The first direct-election for mayor in the city’s history was held in 1988. All such elections have been held under state laws that make municipal elections in California officially non-partisan.

1988 Irvine mayoral election 

The 1988 mayoral election, held on June 7, was the first direct-election for mayor in the city's history. Larry Agran was re-elected.

1990 Irvine mayoral election 

The 1990 election was held on June 5, 1990. Sally Anne Sheridan unseated incumbent mayor Larry Agran.

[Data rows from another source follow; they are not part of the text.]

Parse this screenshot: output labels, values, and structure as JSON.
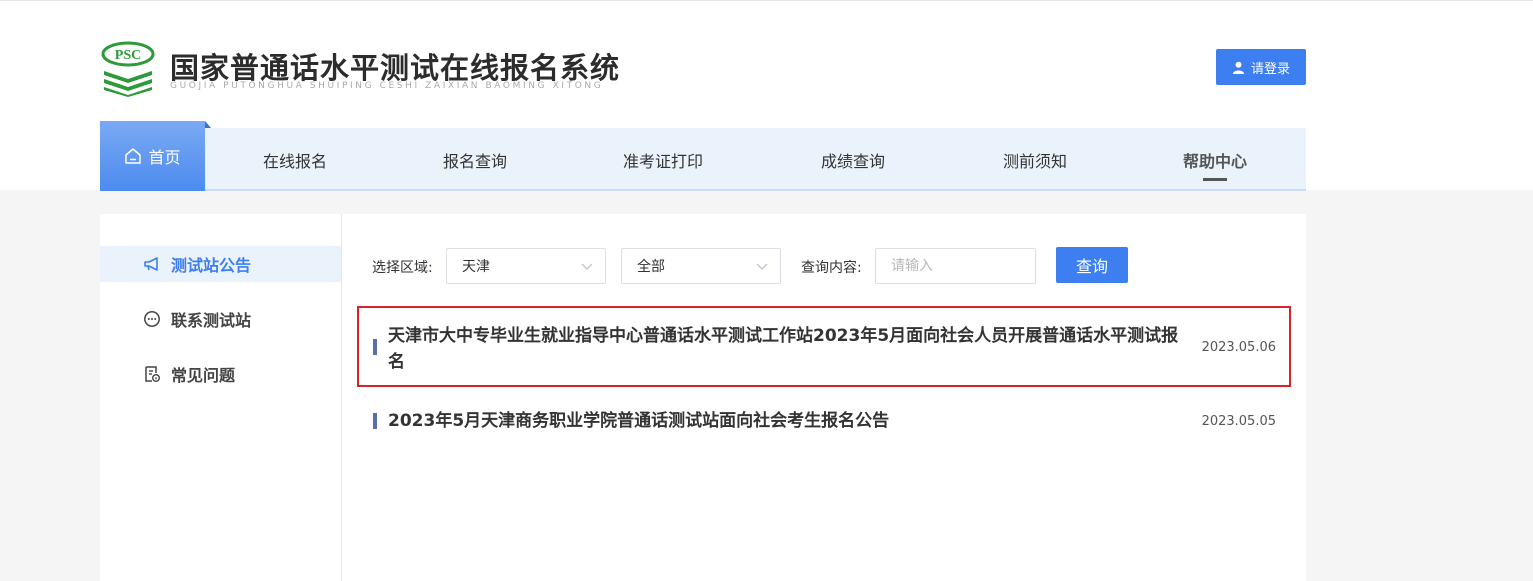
{
  "header": {
    "logo_mark_text": "PSC",
    "title": "国家普通话水平测试在线报名系统",
    "subtitle": "GUOJIA PUTONGHUA SHUIPING CESHI ZAIXIAN BAOMING XITONG",
    "login_label": "请登录"
  },
  "nav": {
    "home_label": "首页",
    "items": [
      {
        "label": "在线报名"
      },
      {
        "label": "报名查询"
      },
      {
        "label": "准考证打印"
      },
      {
        "label": "成绩查询"
      },
      {
        "label": "测前须知"
      },
      {
        "label": "帮助中心"
      }
    ]
  },
  "sidebar": {
    "items": [
      {
        "label": "测试站公告",
        "icon": "megaphone-icon"
      },
      {
        "label": "联系测试站",
        "icon": "chat-bubble-icon"
      },
      {
        "label": "常见问题",
        "icon": "document-question-icon"
      }
    ]
  },
  "filters": {
    "region_label": "选择区域:",
    "region_value": "天津",
    "category_value": "全部",
    "query_label": "查询内容:",
    "query_placeholder": "请输入",
    "query_button": "查询"
  },
  "notices": [
    {
      "title": "天津市大中专毕业生就业指导中心普通话水平测试工作站2023年5月面向社会人员开展普通话水平测试报名",
      "date": "2023.05.06"
    },
    {
      "title": "2023年5月天津商务职业学院普通话测试站面向社会考生报名公告",
      "date": "2023.05.05"
    }
  ],
  "colors": {
    "primary": "#3d7ef1",
    "nav_bg": "#eaf2fc",
    "logo_green": "#2e9a3a",
    "highlight_border": "#d9222a"
  }
}
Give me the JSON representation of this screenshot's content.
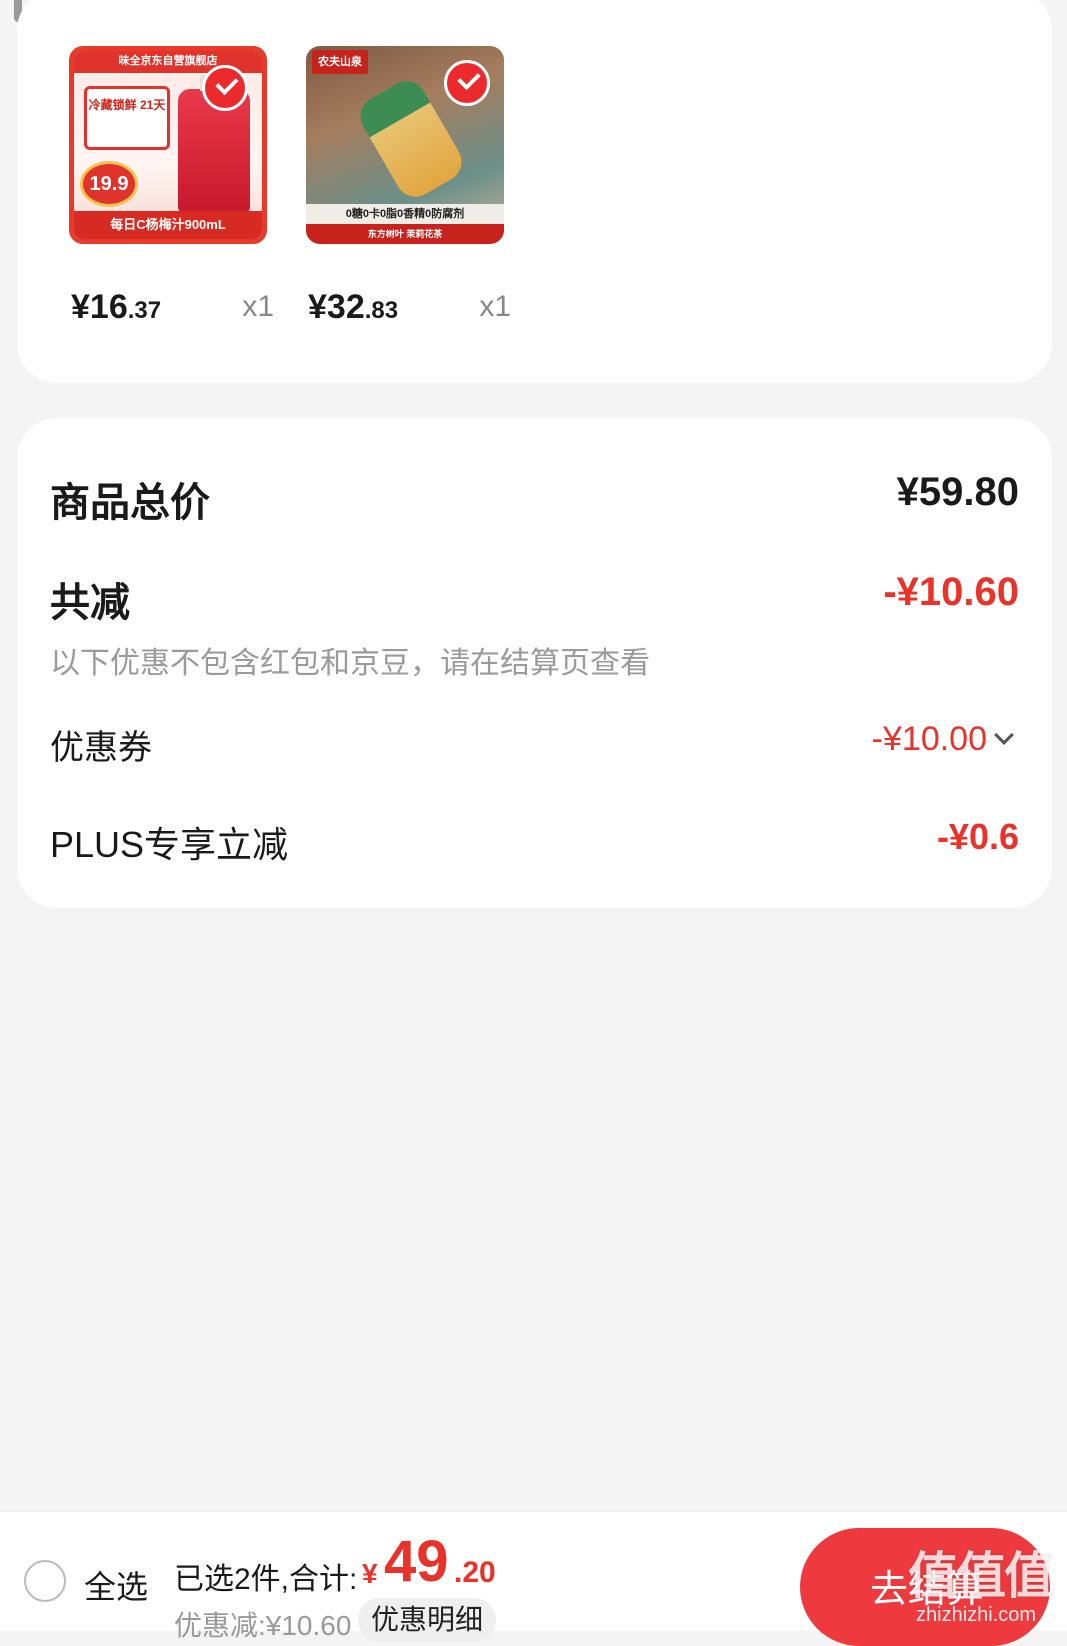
{
  "products": [
    {
      "thumb": {
        "store_banner": "味全京东自营旗舰店",
        "tag": "冷藏锁鲜 21天",
        "badge_price": "19.9",
        "bottom_banner": "每日C杨梅汁900mL"
      },
      "price_main": "¥16",
      "price_decimal": ".37",
      "quantity": "x1",
      "checked": true
    },
    {
      "thumb": {
        "brand": "农夫山泉",
        "mid_banner": "0糖0卡0脂0香精0防腐剂",
        "bottom_banner": "东方树叶 茉莉花茶"
      },
      "price_main": "¥32",
      "price_decimal": ".83",
      "quantity": "x1",
      "checked": true
    }
  ],
  "summary": {
    "total_label": "商品总价",
    "total_value": "¥59.80",
    "reduce_label": "共减",
    "reduce_value": "-¥10.60",
    "note": "以下优惠不包含红包和京豆，请在结算页查看",
    "coupon_label": "优惠券",
    "coupon_value": "-¥10.00",
    "plus_label": "PLUS专享立减",
    "plus_value": "-¥0.6"
  },
  "bottom_bar": {
    "select_all": "全选",
    "selected_text": "已选2件,合计:",
    "total_currency": "¥",
    "total_integer": "49",
    "total_decimal": ".20",
    "discount_text": "优惠减:¥10.60",
    "detail_button": "优惠明细",
    "checkout_button": "去结算",
    "watermark": "值值值",
    "watermark_sub": "zhizhizhi.com"
  },
  "colors": {
    "accent_red": "#e8322a",
    "button_red": "#ee3a3e",
    "background": "#f4f4f4"
  }
}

1992 Irvine mayoral election 

The 1992 mayoral election, held on November 3, was the first Irvine mayoral election to be consolidated with the statewide general election (the two previous direct mayoral elections had instead been held coinciding with the statewide primary elections). Mike Ward was elected.

1994 Irvine mayoral election 

The 1994 mayoral election was held on November 8. Mike Ward, who ran unopposed, was re-elected.

1996 Irvine mayoral election 

The 1996 mayoral election was held on November 5. Christina L. Shea was elected.

1998 Irvine mayoral election 

The 1998 mayoral election was held on November 3. Christina L. Shea, who ran unopposed, was re-elected.

2000 Irvine mayoral election 

The 2000 mayoral election was held on November 7. Larry Agran, who had previously served as two terms as mayor, ran unopposed and was elected.

2002 Irvine mayoral election 

The 2002 mayoral election was held on November 5. Larry Agran was re-elected.

2004 Irvine mayoral election 

The 2004 mayoral election was held on November 2. Beth Krom was elected. Among the candidates defeated by Krom was former mayor Mike Ward.

2006 Irvine mayoral election 

The 2006 mayoral electionwas held on November 7. Beth Krom was re-elected.

2008 Irvine mayoral election 

The 2010 mayoral election was held on November 4. Sukhee Kang was elected, becoming the first Korean American mayor of a major U.S. city. He defeated former mayor Christina L. Shea.

2010 Irvine mayoral election 

The 2010 mayoral election was held on November 2. Sukhee Kang was re-elected.

2012 Irvine mayoral election 

The 2012 mayoral election was held on November 6. Steven Choi was elected.

2014 Irvine mayoral election 

The 2014 mayoral election was held on November 4. Steven Choi was re-elected.

2016 Irvine mayoral election 

The 2016 mayoral election was held on November 8. Donald P. Wagner was elected.

2018 Irvine mayoral election 

The 2018 mayoral election was held on November 6. Donald P. Wagner was re-elected.

2020 Irvine mayoral election 

The 2020 mayoral election was held on November 3. Mayor Pro Tem Christina Shea, who had taken office on April 13, 2019, when Mayor Donald P. Wagner vacated the seat after winning a special election to the Orange County Board of Supervisors, lost the seat to Councilwoman Farrah Khan, the first Democrat to be elected since 2010.

Declared candidates:
 Katherine Daigle, small business owner and perennial candidate (Party preference: Republican)
 Luis Huang, solar engineer and advocate. (Party preference: Democratic)
 Farrah Khan, business consultant and city council member. (Party preference: Democratic)
 Christina Shea, incumbent mayor and former city council member. (Party preference: Republican)

2022 Irvine mayoral election 

The 2022 mayoral election was held on November 8. Farrah Khan was re-elected.